For women farmers, “we must consider an inclusive development, a relational development, a comprehensive development, a development drawing from the views of communities, which may be what we are doing… It’s what you see, what is going on.” In the Andes, they speak of communitarianism, and communities coalesce around water.
“No one can own this owner-less thing,” Rosa, a member of the El Algarrobo Assembly, read from a poem by La Reynamora Azul during the 1st Latin-American Summit Water for the Peoples, held in Catamarca in 2018. Thousands of women are water guardians, and they are not only in the mountains: at age 87, the “mother of all battles” Nora Cortiñas, one of the Madres de la Plaza de Mayo [Mothers of the Plaza de Mayo, who demand justice for their children who disappeared and were killed during the military dictatorship in Argentina], visited Catamarca.
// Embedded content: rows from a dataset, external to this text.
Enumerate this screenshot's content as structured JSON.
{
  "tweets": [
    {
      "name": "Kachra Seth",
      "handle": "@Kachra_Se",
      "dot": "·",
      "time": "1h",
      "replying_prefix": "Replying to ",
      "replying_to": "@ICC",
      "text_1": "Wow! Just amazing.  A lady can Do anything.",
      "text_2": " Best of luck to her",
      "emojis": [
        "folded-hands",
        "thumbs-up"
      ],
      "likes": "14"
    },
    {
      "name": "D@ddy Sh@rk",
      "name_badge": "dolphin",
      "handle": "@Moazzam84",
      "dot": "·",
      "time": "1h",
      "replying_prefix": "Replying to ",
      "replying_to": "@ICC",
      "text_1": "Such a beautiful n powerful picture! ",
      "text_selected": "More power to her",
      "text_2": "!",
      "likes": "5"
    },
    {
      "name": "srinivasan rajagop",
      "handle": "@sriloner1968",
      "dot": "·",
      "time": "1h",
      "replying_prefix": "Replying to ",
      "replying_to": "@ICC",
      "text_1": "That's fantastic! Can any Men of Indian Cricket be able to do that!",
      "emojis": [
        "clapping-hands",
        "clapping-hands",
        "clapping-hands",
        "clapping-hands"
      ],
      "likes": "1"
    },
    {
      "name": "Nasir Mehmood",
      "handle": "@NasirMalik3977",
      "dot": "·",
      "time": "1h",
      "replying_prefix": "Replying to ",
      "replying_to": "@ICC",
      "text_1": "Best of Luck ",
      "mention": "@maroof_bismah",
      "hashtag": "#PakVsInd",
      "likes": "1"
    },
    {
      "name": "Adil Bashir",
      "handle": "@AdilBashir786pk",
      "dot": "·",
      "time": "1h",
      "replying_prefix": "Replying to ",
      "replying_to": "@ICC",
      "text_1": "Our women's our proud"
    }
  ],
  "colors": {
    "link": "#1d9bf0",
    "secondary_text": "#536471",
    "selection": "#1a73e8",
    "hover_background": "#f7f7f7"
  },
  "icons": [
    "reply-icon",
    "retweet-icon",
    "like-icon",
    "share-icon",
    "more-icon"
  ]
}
She addressed the crowd that was taking part in the meeting with these words, “All our struggle is completely committed, and if it does not come from within, it is not worth it. (…) Today we come to defend the water. (…) People first came for our sons and daughters, and now they come for the water.” “Protest must be turned into proposals. Let no one say, ‘I’m tired’!” said the untiring militant. With her example, she inspires everyone else, as one cannot sell water, but should rather defend it!
Natalia Salvático is a water and sustainability coordinator with Friends of the Earth Argentina.